Doesn’t stuff like that just irritate you? They aren’t asking for the world here. The food pantry needed pasta, tomato sauce, and juice. They needed it so badly they sent out a plea on Facebook and it was forwarded here, there, everywhere.
It’s not a particularly exciting or creative plea, but I think that’s what was so appealing about it. For months now I’d been trying to think of a way to explain charity to Annabel. It’s hard to think of a way to introduce the reality of the world to a preschooler, at least in a way that doesn’t break their heart. Or yours. Annabel is a particularly concrete thinker, too. If she can’t see it, she doesn’t get it. Which brings me back to pasta and juice.
Annabel is four. She gets pasta and juice.
Unfortunately, Annabel is four. Which means she also gets privileges removed for poor behavior, which is why we didn’t get to take our trip to the grocery store in February as planned. And by the time the next weekend rolled around the food pantry’s status read, “Thanks for all the pasta and juice!”

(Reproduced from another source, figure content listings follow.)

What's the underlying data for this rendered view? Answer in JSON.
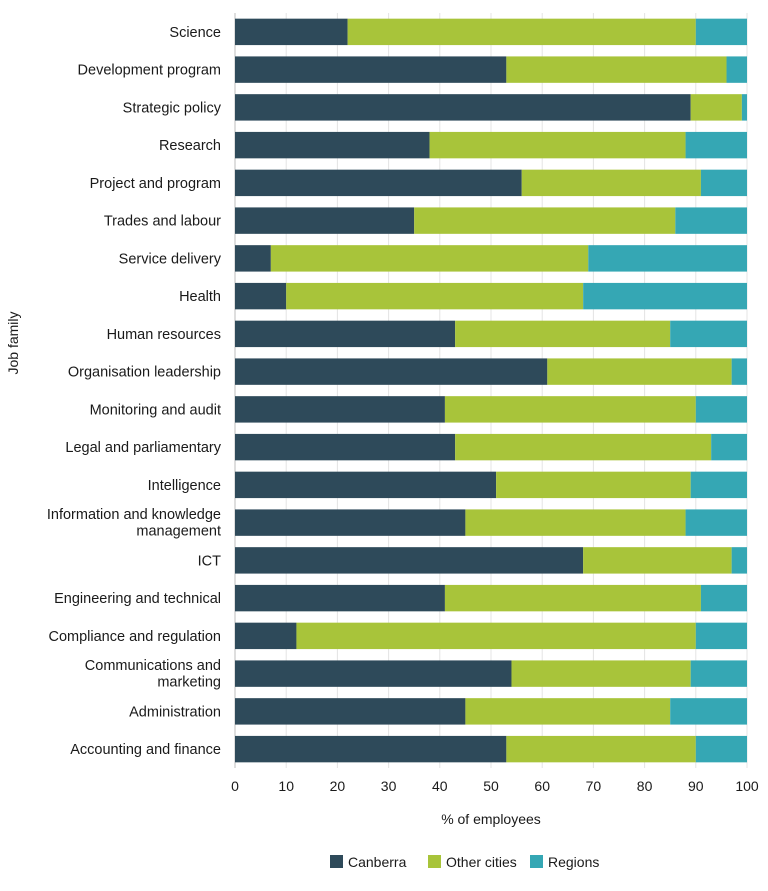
{
  "chart_data": {
    "type": "bar",
    "orientation": "horizontal",
    "stacked": true,
    "title": "",
    "xlabel": "% of employees",
    "ylabel": "Job family",
    "xlim": [
      0,
      100
    ],
    "xticks": [
      "0",
      "10",
      "20",
      "30",
      "40",
      "50",
      "60",
      "70",
      "80",
      "90",
      "100"
    ],
    "grid": true,
    "legend_position": "bottom",
    "categories": [
      "Science",
      "Development program",
      "Strategic policy",
      "Research",
      "Project and program",
      "Trades and labour",
      "Service delivery",
      "Health",
      "Human resources",
      "Organisation leadership",
      "Monitoring and audit",
      "Legal and parliamentary",
      "Intelligence",
      "Information and knowledge management",
      "ICT",
      "Engineering and technical",
      "Compliance and regulation",
      "Communications and marketing",
      "Administration",
      "Accounting and finance"
    ],
    "series": [
      {
        "name": "Canberra",
        "color": "#2e4a5a",
        "values": [
          22,
          53,
          89,
          38,
          56,
          35,
          7,
          10,
          43,
          61,
          41,
          43,
          51,
          45,
          68,
          41,
          12,
          54,
          45,
          53
        ]
      },
      {
        "name": "Other cities",
        "color": "#a8c43a",
        "values": [
          68,
          43,
          10,
          50,
          35,
          51,
          62,
          58,
          42,
          36,
          49,
          50,
          38,
          43,
          29,
          50,
          78,
          35,
          40,
          37
        ]
      },
      {
        "name": "Regions",
        "color": "#35a7b4",
        "values": [
          10,
          4,
          1,
          12,
          9,
          14,
          31,
          32,
          15,
          3,
          10,
          7,
          11,
          12,
          3,
          9,
          10,
          11,
          15,
          10
        ]
      }
    ]
  }
}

Well, they always need food, right? So the next weekend we headed off. Instead of just doing pasta and juice, we consulted the list of needed food pantry items that the store keeps handy and instead we bought pasta, tomato sauce, tuna, soup, canned vegetables, raisins, and rice. Fifty bucks worth. We dropped it off in the donation bin and had a talk about how sometimes people need a hand.
Did she get it? Hard to say. She liked picking out her favorite pasta shapes and soup flavors to give away. She liked looking in the bin at all the other donations. She liked taking a special trip to the store, even if it was a week late.
We’ll do it again. After all, everyone needs pasta and juice.